I am sorry I can’t answer your question but I am looking for anyone who uses open emr in their practice for billing.  I have some questions.  Would you mind me calling you sometime. 

Jeff

chak123 wrote on Friday, August 05, 2011:

Jeff/John

We use openemr billing in a big way and if you like you can e-mail me at chak1949@gmail.com

Chak

zhhealthcare wrote on Friday, August 05, 2011:

@Biller2

Which option are you using for applying the payment?

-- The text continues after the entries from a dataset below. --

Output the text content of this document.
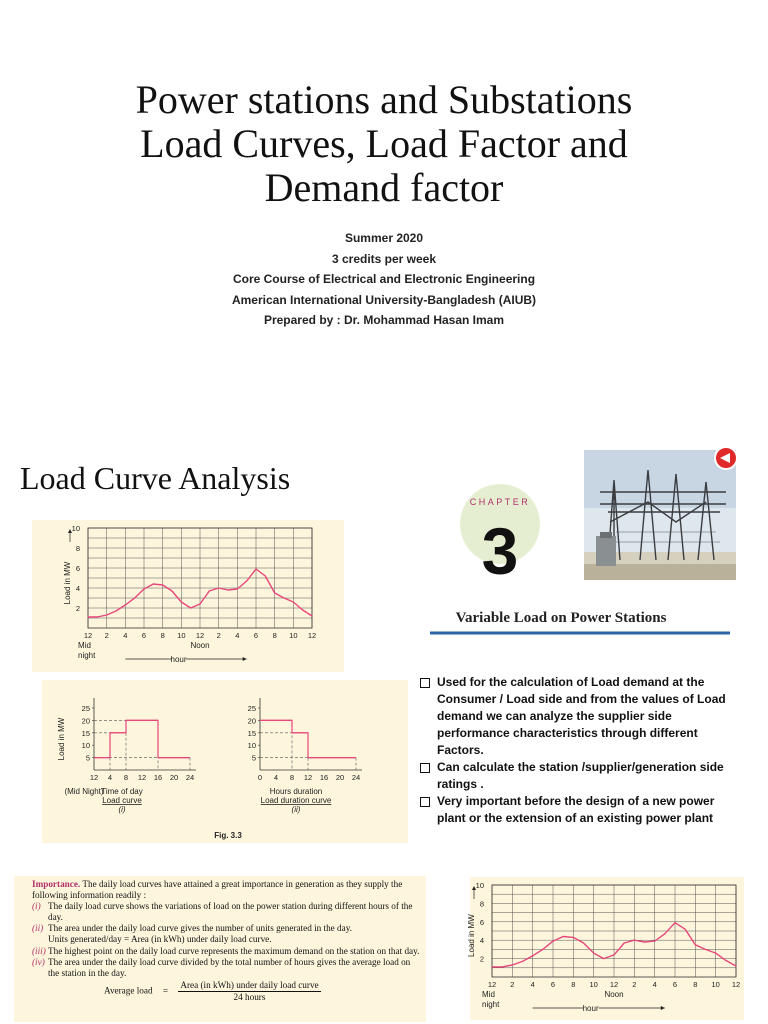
Power stations and Substations
Load Curves, Load Factor and
Demand factor
Summer 2020
3 credits per week
Core Course of Electrical and Electronic Engineering
American International University-Bangladesh (AIUB)
Prepared by : Dr. Mohammad Hasan Imam
Load Curve Analysis
2
4
6
8
10
12 2 4 6 8 10 12 2 4 6 8 10 12
Load in MW
Mid
night
Noon
hour
5
10
15
20
25
12 4 8 12 16 20 24
Load in MW
(Mid Night)
Time of day
Load curve
(i)
5
10
15
20
25
0 4 8 12 16 20 24
Hours duration
Load duration curve
(ii)
Fig. 3.3
CHAPTER
3
Variable Load on Power Stations
Used for the calculation of Load demand at the Consumer / Load side and from the values of Load demand we can analyze the supplier side performance characteristics through different Factors.
Can calculate the station /supplier/generation side ratings .
Very important before the design of a new power plant or the extension of an existing power plant

Importance. The daily load curves have attained a great importance in generation as they supply the following information readily :

(i) The daily load curve shows the variations of load on the power station during different hours of the day.

(ii) The area under the daily load curve gives the number of units generated in the day.

Units generated/day = Area (in kWh) under daily load curve.

(iii) The highest point on the daily load curve represents the maximum demand on the station on that day.

(iv) The area under the daily load curve divided by the total number of hours gives the average load on the station in the day.

Average load = $\frac{\text{Area (in kWh) under daily load curve}}{\text{24 hours}}$
2
4
6
8
10
12 2 4 6 8 10 12 2 4 6 8 10 12
Load in MW
Mid
night
Noon
hour
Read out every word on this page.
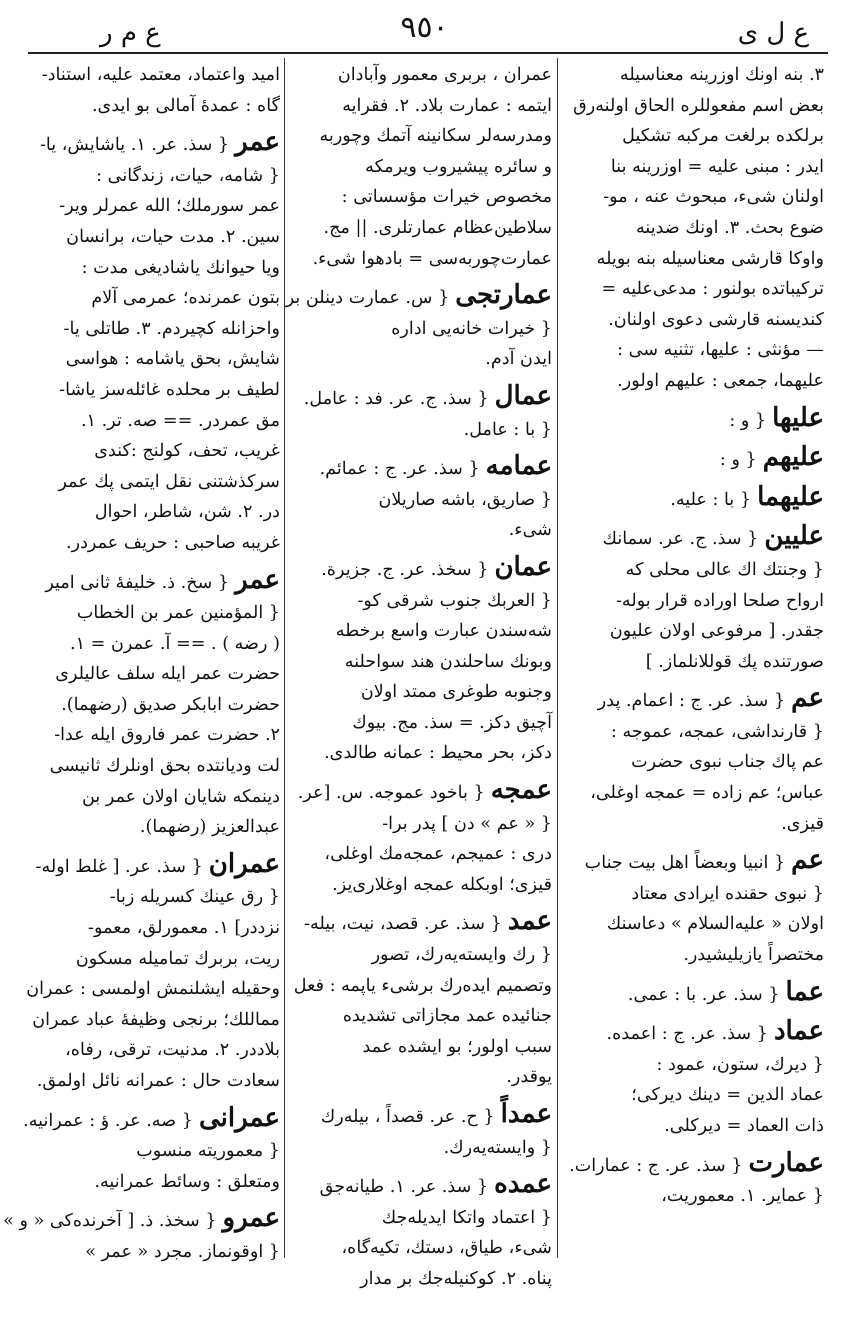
ع ل ى
٩٥٠
ع م ر
٣. بنه اونك اوزرینه معناسیله
بعض اسم مفعوللره الحاق اولنه‌رق
برلکده برلغت مرکبه تشکیل
ایدر : مبنی علیه = اوزرینه بنا
اولنان شیء، مبحوث عنه ، مو-
ضوع بحث. ٣. اونك ضدینه
واوكا قارشی معناسیله بنه بویله
ترکیباتده بولنور : مدعی‌علیه =
کندیسنه قارشی دعوی اولنان.
— مؤنثی : علیها، تثنیه سی :
علیهما، جمعی : علیهم اولور.
علیها{ و :
علیهم{ و :
علیهما{ با : علیه.
علیین{ سذ. ج. عر. سمانك
{ وجنتك اك عالی محلی که
ارواح صلحا اوراده قرار بوله-
جقدر. [ مرفوعی اولان علیون
صورتنده پك قوللانلماز. ]
عم{ سذ. عر. ج : اعمام. پدر
{ قارنداشی، عمجه، عموجه :
عم پاك جناب نبوی حضرت
عباس؛ عم زاده = عمجه اوغلی،
قیزی.
عم{ انبیا وبعضاً اهل بیت جناب
{ نبوی حقنده ایرادی معتاد
اولان « علیه‌السلام » دعاسنك
مختصراً یازیلیشیدر.
عما{ سذ. عر. با : عمی.
عماد{ سذ. عر. ج : اعمده.
{ دیرك، ستون، عمود :
عماد الدین = دینك دیركی؛
ذات العماد = دیركلی.
عمارت{ سذ. عر. ج : عمارات.
{ عمایر. ١. معموریت،
عمران ، بربری معمور وآبادان
ایتمه : عمارت بلاد. ٢. فقرایه
ومدرسه‌لر سكانینه آتمك وچوربه
و سائره پیشیروب ویرمكه
مخصوص خیرات مؤسساتی :
سلاطین‌عظام عمارتلری. || مج.
عمارت‌چوربه‌سی = بادهوا شیء.
عمارتجی{ س. عمارت دینلن بر
{ خیرات خانه‌یی اداره
ایدن آدم.
عمال{ سذ. ج. عر. فد : عامل.
{ با : عامل.
عمامه{ سذ. عر. ج : عمائم.
{ صاریق، باشه صاریلان
شیء.
عمان{ سخذ. عر. ج. جزیرة.
{ العربك جنوب شرقی كو-
شه‌سندن عبارت واسع برخطه
وبونك ساحلندن هند سواحلنه
وجنوبه طوغری ممتد اولان
آچیق دكز. = سذ. مج. بیوك
دكز، بحر محیط : عمانه طالدی.
عمجه{ باخود عموجه. س. [عر.
{ « عم » دن ] پدر برا-
دری : عمیجم، عمجه‌مك اوغلی،
قیزی؛ اوبكله عمجه اوغلاری‌یز.
عمد{ سذ. عر. قصد، نیت، بیله-
{ رك وایسته‌یه‌رك، تصور
وتصمیم ایده‌رك برشیء یاپمه : فعل
جنائیده عمد مجازاتی تشدید‌ه
سبب اولور؛ بو ایشده عمد
یوقدر.
عمداً{ ح. عر. قصداً ، بیله‌رك
{ وایسته‌یه‌رك.
عمده{ سذ. عر. ١. طیانه‌جق
{ اعتماد واتكا ایدیله‌جك
شیء، طیاق، دستك، تكیه‌گاه،
پناه. ٢. كوكنیله‌جك بر مدار
امید واعتماد، معتمد علیه، استناد-
گاه : عمدهٔ آمالی بو ایدی.
عمر{ سذ. عر. ١. یاشایش، یا-
{ شامه، حیات، زندگانی :
عمر سورملك؛ الله عمرلر ویر-
سین. ٢. مدت حیات، برانسان
ویا حیوانك یاشادیغی مدت :
بتون عمرنده؛ عمرمی آلام
واحزانله كچیردم. ٣. طاتلی یا-
شایش، بحق یاشامه : هواسی
لطیف بر محلده غائله‌سز یاشا-
مق عمردر. == صه. تر. ١.
غریب، تحف، كولنج :كندی
سركذشتنی نقل ایتمی پك عمر
در. ٢. شن، شاطر، احوال
غریبه صاحبی : حریف عمردر.
عمر{ سخ. ذ. خلیفهٔ ثانی امیر
{ المؤمنین عمر بن الخطاب
( رضه ) . == آ. عمرن = ١.
حضرت عمر ایله سلف عالیلری
حضرت ابابكر صدیق (رضهما).
٢. حضرت عمر فاروق ایله عدا-
لت ودیانتده بحق اونلرك ثانیسی
دینمكه شایان اولان عمر بن
عبدالعزیز (رضهما).
عمران{ سذ. عر. [ غلط اوله-
{ رق عینك كسریله زبا-
نزددر] ١. معمورلق، معمو-
ریت، بربرك تمامیله مسكون
وحقیله ایشلنمش اولمسی : عمران
مماللك؛ برنجی وظیفهٔ عباد عمران
بلاددر. ٢. مدنیت، ترقی، رفاه،
سعادت حال : عمرانه نائل اولمق.
عمرانی{ صه. عر. ؤ : عمرانیه.
{ معموریته منسوب
ومتعلق : وسائط عمرانیه.
عمرو{ سخذ. ذ. [ آخرنده‌كی « و »
{ اوقونماز. مجرد « عمر »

There is an old system and a new system.  I guess at some point we would have to phase out the old system so as not to confuse this section.

Shameem

cverk wrote on Friday, August 05, 2011:

I think what he may be referring to is applying an 835 electronic remittance in the new posting system.  At least for me, it does not advance the marker showing that the primary or secondary insurance has paid.  You have to go to the manual EOB screen to advance that if there is a left over balance or that visit does not come up as owed by the patient for billing. One other glitch with that is that the remittence sometimes reenters the procedure codes having ignored the previously billed codes as not authorized. If you then go to the authorization area and authorize them they show up to be billed again and you have to make sure and mark them as billed. You have to also manually adjust off the duplicate codes or it looks like the patient has to pay balances already paid by insurance. This may have to do with my work flow which is to fill out a superbill, which is entered by my front office person into the fee sheet where she is signed in as front office/administrator instead of as physician, but I am not sure. From a note making standpoint however, I think I should be the only one entering under my physician sign in.  I am using version 4.0 under windows 7 with OfficeAlly as clearinghouse.